Secondo l’accusa, gli imputati sapevano che il ponte poteva crollare, ma non hanno fatto quasi nulla perché questo accadesse. I reati che gli vengono contestato sono: omicidio colposo plurimo, omicidio stradale, crollo doloso, omissione d'atti d'ufficio, attentato alla sicurezza dei trasporti, falso e omissione dolosa di dispositivi di sicurezza sui luoghi di lavoro.
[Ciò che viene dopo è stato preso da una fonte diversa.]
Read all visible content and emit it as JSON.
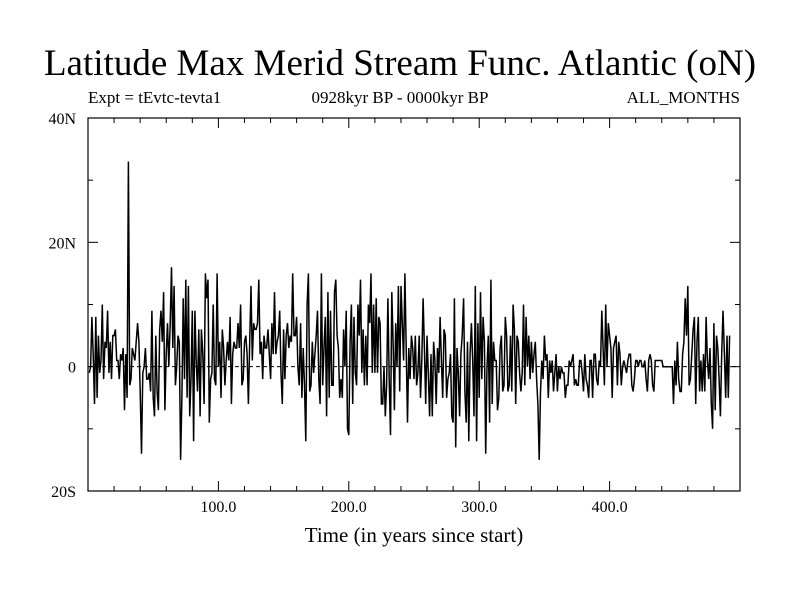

Il processo ha impiegato poco meno di 4 anni a partire, ma ci vorranno ancora mesi prima che entri nel vivo. Bisognerà attendere settembre, quando si inizieranno a sentire gli oltre 180 testimoni chiamati dall’accusa. La prescrizione intanto è in agguato. Per i reati più lievi contestati agli imputati scatterà già l’anno prossimo.
Il ponte Morandi era gestito dalla società Autostrade per l’Italia, all’epoca la più grande concessionaria stradale italiana, controllata dalla famiglia Benetton. Dopo il crollo e una complessa serie di vicende, la società è stata rilevata dallo stato e i Benetton sono stati generosamente compensati. Sia Autostrade per l’Italia che Spea hanno patteggiato per 30 milioni di euro l’uscita dal processo.